Hinter der Insel hervor auf den Strom,
auf die weite Fläche der Wogen
schwimmen die bunt bemalten
Kähne Stenka Rasins.

 
     
 


Text und Melodie: Russisches Volkslied
Aussprache:
       s = immer stimmlos, wie das s in "Glas" / z = stimmhaft, wie das s in "Glaser"

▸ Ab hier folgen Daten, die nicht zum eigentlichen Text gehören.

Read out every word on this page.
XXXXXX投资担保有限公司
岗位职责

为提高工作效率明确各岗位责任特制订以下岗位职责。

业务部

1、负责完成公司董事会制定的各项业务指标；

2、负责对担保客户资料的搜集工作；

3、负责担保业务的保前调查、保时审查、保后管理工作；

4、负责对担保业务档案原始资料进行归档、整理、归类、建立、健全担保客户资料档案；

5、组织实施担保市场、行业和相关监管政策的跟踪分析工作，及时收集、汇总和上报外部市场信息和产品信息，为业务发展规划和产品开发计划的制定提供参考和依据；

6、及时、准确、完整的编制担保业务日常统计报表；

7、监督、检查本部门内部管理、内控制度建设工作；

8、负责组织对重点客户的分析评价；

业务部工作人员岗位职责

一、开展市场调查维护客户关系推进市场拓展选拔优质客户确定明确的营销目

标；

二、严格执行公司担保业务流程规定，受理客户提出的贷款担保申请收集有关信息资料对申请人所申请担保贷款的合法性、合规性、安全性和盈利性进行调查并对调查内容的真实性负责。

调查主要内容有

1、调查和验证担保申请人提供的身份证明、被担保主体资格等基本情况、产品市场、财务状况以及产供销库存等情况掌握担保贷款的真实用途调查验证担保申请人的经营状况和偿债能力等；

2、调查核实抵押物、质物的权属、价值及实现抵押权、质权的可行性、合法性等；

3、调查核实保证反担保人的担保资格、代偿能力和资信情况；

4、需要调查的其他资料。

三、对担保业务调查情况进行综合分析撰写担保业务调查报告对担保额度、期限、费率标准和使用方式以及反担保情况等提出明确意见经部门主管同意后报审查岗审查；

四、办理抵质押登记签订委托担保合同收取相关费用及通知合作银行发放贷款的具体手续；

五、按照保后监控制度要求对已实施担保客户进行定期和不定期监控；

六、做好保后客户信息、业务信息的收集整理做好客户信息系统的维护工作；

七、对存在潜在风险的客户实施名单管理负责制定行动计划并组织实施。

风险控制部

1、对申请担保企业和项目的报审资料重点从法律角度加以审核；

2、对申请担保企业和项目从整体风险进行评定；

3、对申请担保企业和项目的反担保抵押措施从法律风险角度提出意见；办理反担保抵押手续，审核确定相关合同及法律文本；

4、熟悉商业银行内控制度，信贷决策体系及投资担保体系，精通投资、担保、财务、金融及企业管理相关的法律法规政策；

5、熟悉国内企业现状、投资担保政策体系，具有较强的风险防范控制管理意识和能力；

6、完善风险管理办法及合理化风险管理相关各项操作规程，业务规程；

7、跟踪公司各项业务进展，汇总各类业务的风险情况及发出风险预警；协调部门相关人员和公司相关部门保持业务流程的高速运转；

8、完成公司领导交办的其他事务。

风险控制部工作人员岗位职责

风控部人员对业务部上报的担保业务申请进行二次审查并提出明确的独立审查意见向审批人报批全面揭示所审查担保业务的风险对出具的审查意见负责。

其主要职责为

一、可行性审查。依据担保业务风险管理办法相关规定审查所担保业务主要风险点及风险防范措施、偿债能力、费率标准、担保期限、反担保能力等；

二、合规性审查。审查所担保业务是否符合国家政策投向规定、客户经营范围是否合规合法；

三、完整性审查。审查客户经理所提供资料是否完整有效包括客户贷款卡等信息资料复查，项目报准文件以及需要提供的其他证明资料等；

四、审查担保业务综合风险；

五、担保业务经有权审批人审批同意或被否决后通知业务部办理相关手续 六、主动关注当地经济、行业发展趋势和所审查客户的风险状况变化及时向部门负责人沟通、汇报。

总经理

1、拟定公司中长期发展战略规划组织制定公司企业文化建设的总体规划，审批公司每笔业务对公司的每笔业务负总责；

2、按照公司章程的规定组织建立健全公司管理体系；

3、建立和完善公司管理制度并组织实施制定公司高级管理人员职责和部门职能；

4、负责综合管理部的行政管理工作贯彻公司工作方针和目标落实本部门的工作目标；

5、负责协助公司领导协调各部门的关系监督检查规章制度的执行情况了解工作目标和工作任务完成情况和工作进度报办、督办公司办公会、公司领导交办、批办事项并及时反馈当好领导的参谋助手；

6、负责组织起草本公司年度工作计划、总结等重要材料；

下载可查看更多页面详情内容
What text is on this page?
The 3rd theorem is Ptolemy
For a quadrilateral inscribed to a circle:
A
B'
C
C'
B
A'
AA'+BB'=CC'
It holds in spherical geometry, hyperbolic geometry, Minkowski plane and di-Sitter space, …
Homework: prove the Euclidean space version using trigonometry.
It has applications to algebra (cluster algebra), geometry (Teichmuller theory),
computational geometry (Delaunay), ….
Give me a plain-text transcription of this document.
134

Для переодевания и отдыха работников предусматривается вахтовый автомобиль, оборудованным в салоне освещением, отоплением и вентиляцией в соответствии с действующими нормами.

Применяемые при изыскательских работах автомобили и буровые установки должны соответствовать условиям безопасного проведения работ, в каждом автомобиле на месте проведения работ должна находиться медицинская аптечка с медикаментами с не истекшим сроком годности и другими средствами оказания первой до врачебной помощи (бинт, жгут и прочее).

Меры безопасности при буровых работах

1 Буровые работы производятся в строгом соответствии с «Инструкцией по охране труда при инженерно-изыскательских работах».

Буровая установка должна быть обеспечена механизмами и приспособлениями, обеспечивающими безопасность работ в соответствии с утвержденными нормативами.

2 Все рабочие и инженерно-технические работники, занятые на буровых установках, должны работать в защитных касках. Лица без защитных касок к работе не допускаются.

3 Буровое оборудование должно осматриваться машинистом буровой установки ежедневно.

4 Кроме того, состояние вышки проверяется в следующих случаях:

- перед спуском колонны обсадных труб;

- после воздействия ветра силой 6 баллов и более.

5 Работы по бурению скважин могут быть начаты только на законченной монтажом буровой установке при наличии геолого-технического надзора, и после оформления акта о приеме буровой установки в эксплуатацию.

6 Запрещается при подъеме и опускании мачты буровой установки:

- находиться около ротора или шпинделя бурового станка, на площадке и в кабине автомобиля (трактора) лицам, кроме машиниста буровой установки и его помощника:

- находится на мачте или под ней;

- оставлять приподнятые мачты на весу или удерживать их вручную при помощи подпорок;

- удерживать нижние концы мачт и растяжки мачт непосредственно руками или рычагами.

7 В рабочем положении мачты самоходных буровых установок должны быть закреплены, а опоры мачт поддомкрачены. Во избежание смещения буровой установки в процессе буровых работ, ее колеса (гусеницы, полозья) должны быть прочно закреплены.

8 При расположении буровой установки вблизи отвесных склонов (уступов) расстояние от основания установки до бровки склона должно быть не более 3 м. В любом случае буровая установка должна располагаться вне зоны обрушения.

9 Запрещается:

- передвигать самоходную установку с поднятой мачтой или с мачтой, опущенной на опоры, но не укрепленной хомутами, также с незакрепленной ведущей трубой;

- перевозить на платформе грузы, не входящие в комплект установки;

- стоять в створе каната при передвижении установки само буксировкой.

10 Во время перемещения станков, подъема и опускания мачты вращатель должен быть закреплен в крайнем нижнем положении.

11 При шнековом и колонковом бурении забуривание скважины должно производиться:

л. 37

       sh = stimmlos, wie das sch in "Tasche" / zh = stimmhaft, wie das g in "Etage"
       kh = raues ch, wie in "ach" / weich, wie in "ich", nur vor "e" und "i"
       y = leichtes j, wie in "Himalaya" / ý = dumpfes i, zwischen ü und i
       a, e, i, o, u, ý = der unterstrichene Vokal kennzeichnet die betonte Silbe eines Wortes
Bearbeitung für Balalaika, Notensatz, Transkription und sinngemässe Übersetzung: Kai Kracht
Anmerkung:
Stepan ('Stenka') Timofejewitsch Rasin, Ataman der Donkosaken, führte den grossen Bauernaufstand 1667 - 1671 in Südrussland an, wurde am Ende gefangen und in Moskau hingerichtet. Doch in den Legenden des Volkes blieb er lebendig, in Romanen und Filmen, in Sinfonien von Glasunow und Schostakowitsch - und in diesem Lied, in dem Stenka Rasin als grimmig entschlossener Freiheitskämpfer sehr drastisch unter Beweis stellt, dass er alles, Liebe und Leben, zu opfern bereit ist für den Kampf gegen Knechtschaft und Unterdrückung.